I have to weigh in in defence of "24". For me, apart from being top entertainment, it has always been a challenge to my own ethical position - when I see Bauer having to make the decisions over the personal versus the national, the individual versus the greater good, it puts me on the spot as to what I would do in that situation, although it is clearly very unlikely that I will ever have to make such tough decisions. However the thinking process makes me deal differently with the life situations I do face. For years, psychologists have been talking about whether violent films and games affect our children, and whether we should censor challenging material and there are good arguments to show that some non-discerning, or already disaffected young people can be influenced by such. "24" is an adult show pitched at those with hopefully some discernment and moral sense and forces them to think about issues normally distant. To say that it can influence adults of discernment to acts of this type is to say there is something wrong with the moral education of our societies far greater than can be influenced by a mere TV show, which is clearly disctinct from reality. "Lay not that mattering unction to the soul of society that it is the madness of "24" that speaks" (to paraphrase Hamlet), when it is individual conscience that acts. And to be honest I can't see the NSA, the CIA and Osama Bin Laden perched on their respective sofas at 12am yelling "Hit him harder" or "Infidel dogs" at the screen. I'm sure they have many more practical immoralities on their minds and consciences.

A. S. Hamrah wrote a very perceptive article on TV and film torture in the LA Times. In particular, he points to the fact that so often what we see are scenes showing the good (white) guy being tortured by the bad (swarthy) ones, when in the world--the opposite of the issue we're dealing with in Guantanamo and Abu elsewhere. Add it to your very enlightening observation that tv torture is always in response to some imminent threat--again unlike "real life"--and we can see that we're in the presence of spontaneous, insidious propaganda. Many thanks.

I haven't watched much television in the last few years so I've never seen 24. But I've often wondered,when reading about it or listening to others discuss it, just how wise it is to have that kind of program on the air in today's world. It seems likely to me that both sides of this struggle with terrorism could be wrongly motivated by such a series.
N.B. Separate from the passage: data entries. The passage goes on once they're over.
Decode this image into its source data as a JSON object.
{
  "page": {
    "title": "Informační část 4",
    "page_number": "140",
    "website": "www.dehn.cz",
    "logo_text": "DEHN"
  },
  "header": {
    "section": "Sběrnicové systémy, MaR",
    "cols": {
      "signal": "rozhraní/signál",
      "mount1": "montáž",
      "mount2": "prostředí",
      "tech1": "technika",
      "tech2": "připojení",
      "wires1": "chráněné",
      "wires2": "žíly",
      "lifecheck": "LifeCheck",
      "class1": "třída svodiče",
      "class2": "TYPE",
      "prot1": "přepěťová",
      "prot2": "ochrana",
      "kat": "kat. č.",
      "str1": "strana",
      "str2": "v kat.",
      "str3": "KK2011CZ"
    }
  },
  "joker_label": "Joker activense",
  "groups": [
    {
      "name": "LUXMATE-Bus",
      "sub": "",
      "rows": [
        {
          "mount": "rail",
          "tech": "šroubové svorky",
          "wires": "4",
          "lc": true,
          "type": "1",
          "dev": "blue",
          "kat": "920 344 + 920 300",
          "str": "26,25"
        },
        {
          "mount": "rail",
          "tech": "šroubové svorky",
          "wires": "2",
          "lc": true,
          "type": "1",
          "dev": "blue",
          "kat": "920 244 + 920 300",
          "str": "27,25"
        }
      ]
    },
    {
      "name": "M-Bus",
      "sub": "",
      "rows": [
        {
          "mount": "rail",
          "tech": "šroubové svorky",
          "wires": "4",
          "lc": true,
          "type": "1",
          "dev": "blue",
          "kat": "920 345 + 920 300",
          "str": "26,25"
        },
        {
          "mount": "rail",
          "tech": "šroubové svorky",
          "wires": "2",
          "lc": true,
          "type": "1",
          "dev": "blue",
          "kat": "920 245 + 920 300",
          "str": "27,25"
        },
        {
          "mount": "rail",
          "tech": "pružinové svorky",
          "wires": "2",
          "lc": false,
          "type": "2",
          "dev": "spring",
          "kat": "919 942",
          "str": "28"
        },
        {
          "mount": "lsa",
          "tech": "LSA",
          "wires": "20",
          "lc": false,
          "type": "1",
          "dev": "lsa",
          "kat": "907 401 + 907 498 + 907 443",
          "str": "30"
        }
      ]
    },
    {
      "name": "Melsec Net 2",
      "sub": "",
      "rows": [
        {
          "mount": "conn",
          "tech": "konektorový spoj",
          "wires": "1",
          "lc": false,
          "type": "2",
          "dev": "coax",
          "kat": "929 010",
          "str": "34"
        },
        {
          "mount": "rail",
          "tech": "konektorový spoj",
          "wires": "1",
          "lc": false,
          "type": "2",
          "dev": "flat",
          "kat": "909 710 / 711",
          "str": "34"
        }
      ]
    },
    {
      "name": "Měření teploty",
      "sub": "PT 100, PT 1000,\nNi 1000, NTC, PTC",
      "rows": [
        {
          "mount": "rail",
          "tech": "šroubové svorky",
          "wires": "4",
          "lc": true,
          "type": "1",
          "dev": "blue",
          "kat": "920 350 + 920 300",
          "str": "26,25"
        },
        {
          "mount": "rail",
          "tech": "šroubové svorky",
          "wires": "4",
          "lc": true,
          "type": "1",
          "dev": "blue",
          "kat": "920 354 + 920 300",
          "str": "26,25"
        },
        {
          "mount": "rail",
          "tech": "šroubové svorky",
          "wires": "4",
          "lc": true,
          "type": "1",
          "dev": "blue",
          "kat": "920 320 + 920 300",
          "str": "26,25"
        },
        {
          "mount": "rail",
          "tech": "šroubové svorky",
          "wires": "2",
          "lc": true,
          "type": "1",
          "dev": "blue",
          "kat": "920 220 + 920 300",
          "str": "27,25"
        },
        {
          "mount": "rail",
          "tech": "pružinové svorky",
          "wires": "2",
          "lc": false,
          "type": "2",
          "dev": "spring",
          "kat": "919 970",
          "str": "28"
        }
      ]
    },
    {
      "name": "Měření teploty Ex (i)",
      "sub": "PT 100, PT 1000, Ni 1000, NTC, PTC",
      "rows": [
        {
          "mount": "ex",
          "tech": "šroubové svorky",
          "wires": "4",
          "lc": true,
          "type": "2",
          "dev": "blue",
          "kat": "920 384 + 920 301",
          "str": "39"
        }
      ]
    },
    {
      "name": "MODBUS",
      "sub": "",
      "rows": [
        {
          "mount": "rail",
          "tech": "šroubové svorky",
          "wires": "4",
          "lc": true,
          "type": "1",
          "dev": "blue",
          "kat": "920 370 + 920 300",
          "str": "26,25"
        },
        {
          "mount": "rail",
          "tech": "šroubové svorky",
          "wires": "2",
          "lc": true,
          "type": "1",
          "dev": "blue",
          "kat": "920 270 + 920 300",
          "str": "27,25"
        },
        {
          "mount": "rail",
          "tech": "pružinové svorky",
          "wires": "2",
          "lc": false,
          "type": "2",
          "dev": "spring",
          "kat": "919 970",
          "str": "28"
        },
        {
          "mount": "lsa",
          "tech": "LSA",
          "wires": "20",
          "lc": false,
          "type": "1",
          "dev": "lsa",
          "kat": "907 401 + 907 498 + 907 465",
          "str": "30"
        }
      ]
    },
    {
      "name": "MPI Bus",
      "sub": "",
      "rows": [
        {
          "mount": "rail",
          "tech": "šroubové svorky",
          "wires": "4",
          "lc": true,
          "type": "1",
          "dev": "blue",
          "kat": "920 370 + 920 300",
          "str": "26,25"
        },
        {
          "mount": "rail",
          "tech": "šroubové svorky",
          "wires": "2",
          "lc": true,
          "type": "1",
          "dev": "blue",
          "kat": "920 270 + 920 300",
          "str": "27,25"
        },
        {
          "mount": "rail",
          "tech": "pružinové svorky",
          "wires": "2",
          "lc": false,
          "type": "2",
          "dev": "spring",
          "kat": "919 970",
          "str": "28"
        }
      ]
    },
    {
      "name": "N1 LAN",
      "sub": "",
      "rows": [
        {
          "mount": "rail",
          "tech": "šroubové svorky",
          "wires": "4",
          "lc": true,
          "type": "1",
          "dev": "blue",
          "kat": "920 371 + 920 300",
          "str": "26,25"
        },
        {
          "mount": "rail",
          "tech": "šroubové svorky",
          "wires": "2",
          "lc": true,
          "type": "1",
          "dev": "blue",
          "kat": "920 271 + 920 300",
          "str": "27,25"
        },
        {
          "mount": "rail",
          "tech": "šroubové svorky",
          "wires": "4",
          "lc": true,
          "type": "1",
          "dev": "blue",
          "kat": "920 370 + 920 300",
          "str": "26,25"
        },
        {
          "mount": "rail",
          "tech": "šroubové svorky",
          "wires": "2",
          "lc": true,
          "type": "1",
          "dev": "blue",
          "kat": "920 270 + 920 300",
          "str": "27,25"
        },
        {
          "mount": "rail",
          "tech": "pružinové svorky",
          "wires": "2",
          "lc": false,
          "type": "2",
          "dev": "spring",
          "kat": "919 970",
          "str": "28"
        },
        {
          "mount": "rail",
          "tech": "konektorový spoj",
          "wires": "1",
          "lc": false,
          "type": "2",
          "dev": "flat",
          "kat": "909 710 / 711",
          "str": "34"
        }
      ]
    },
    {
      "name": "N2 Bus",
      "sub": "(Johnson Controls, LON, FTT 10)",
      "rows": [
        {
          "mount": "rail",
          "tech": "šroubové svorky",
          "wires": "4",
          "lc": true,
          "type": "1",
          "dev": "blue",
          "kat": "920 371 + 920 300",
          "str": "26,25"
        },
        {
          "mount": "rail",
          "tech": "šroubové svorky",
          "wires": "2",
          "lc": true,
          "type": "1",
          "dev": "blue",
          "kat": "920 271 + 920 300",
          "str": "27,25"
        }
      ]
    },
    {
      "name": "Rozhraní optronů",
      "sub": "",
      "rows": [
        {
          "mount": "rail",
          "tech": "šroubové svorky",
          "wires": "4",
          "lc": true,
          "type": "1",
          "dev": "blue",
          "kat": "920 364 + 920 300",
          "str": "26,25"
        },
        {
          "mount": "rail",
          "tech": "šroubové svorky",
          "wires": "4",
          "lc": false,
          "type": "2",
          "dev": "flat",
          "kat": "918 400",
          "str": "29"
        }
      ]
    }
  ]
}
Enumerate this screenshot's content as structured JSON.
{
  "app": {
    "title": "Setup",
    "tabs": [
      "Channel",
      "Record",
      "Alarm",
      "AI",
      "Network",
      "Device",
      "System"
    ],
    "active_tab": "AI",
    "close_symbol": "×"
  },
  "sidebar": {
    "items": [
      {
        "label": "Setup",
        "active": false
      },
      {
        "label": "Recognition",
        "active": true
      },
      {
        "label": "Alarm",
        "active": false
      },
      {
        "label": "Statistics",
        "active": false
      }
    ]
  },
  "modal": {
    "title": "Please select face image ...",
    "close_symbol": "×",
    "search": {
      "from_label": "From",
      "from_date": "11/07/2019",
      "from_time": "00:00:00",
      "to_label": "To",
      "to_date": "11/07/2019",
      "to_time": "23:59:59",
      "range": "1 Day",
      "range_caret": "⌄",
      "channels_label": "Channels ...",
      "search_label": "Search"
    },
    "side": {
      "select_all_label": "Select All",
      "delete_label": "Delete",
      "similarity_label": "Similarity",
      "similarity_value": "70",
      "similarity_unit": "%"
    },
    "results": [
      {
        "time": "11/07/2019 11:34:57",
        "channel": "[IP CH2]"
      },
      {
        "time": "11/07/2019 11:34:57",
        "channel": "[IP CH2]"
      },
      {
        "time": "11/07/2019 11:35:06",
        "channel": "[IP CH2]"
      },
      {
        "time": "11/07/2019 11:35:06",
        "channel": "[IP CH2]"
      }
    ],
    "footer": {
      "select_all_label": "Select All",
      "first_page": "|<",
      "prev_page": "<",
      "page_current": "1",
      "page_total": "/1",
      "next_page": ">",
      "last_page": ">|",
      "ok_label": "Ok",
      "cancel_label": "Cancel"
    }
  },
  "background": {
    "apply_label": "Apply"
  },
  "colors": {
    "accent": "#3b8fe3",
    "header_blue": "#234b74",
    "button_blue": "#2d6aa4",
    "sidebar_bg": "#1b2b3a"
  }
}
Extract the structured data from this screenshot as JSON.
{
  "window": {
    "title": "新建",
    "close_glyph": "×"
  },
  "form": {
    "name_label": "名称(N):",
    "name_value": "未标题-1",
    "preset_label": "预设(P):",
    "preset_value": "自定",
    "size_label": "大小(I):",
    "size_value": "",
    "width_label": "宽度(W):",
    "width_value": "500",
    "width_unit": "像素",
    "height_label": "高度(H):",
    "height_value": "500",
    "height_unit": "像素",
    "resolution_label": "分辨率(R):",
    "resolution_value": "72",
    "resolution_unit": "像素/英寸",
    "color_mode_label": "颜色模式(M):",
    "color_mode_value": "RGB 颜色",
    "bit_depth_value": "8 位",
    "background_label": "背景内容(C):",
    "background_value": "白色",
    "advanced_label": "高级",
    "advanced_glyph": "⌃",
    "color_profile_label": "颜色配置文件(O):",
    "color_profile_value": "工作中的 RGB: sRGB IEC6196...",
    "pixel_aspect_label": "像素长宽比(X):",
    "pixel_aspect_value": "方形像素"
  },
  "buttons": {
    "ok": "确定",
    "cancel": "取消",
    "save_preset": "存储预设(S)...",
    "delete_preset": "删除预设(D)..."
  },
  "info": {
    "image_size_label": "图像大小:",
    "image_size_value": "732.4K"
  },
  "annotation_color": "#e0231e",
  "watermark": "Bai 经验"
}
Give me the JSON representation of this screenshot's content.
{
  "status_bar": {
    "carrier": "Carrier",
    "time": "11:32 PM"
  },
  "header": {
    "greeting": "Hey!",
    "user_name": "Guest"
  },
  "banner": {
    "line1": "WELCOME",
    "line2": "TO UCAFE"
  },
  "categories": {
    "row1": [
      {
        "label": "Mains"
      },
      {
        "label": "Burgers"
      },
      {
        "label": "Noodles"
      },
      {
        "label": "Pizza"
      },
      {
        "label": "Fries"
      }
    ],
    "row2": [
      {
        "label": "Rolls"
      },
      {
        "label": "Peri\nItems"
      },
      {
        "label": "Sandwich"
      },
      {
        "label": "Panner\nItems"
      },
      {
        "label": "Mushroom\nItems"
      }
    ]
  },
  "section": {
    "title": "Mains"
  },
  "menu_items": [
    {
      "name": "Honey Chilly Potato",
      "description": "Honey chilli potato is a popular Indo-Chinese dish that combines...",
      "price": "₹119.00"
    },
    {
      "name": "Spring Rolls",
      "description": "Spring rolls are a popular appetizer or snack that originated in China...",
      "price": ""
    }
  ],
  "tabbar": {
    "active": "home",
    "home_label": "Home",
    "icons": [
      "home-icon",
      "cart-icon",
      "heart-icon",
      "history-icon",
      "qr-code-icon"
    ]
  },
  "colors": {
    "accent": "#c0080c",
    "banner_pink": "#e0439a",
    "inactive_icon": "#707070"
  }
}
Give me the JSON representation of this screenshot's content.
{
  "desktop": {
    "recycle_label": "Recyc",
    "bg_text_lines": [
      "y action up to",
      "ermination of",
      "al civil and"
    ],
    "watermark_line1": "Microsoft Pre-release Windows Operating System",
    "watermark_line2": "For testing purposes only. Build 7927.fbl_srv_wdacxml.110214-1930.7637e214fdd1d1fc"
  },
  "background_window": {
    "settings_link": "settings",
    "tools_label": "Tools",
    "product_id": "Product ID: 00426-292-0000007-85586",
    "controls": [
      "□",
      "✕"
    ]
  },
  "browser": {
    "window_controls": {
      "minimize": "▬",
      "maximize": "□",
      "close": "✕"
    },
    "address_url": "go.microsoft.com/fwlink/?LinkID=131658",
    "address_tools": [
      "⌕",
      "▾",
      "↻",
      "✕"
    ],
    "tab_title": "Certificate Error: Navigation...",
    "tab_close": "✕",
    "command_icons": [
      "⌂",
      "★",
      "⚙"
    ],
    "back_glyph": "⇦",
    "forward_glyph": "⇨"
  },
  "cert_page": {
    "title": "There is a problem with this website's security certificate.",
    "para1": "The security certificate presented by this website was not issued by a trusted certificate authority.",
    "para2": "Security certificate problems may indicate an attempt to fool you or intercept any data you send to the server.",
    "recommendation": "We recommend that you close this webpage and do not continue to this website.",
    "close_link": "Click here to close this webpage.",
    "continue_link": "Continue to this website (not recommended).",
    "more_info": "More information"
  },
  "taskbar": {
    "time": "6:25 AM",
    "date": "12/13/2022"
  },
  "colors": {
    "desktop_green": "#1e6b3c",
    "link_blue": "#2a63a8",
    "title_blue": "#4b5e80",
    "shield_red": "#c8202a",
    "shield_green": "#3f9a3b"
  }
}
I wonder if it's finally just about run its course. Here's hoping so.

Hey, another person who doesn't like that show! I can't stand it, or, in fact, much of what purports to be entertainment on TV (or movies, which I'm mostly too cheap to go to at $12 a pop around here). It's violent, inaccurate and just plain dumb. But frightening to think that TV is what is raising our next generations.
Thanks for standing up. Hope people hear you!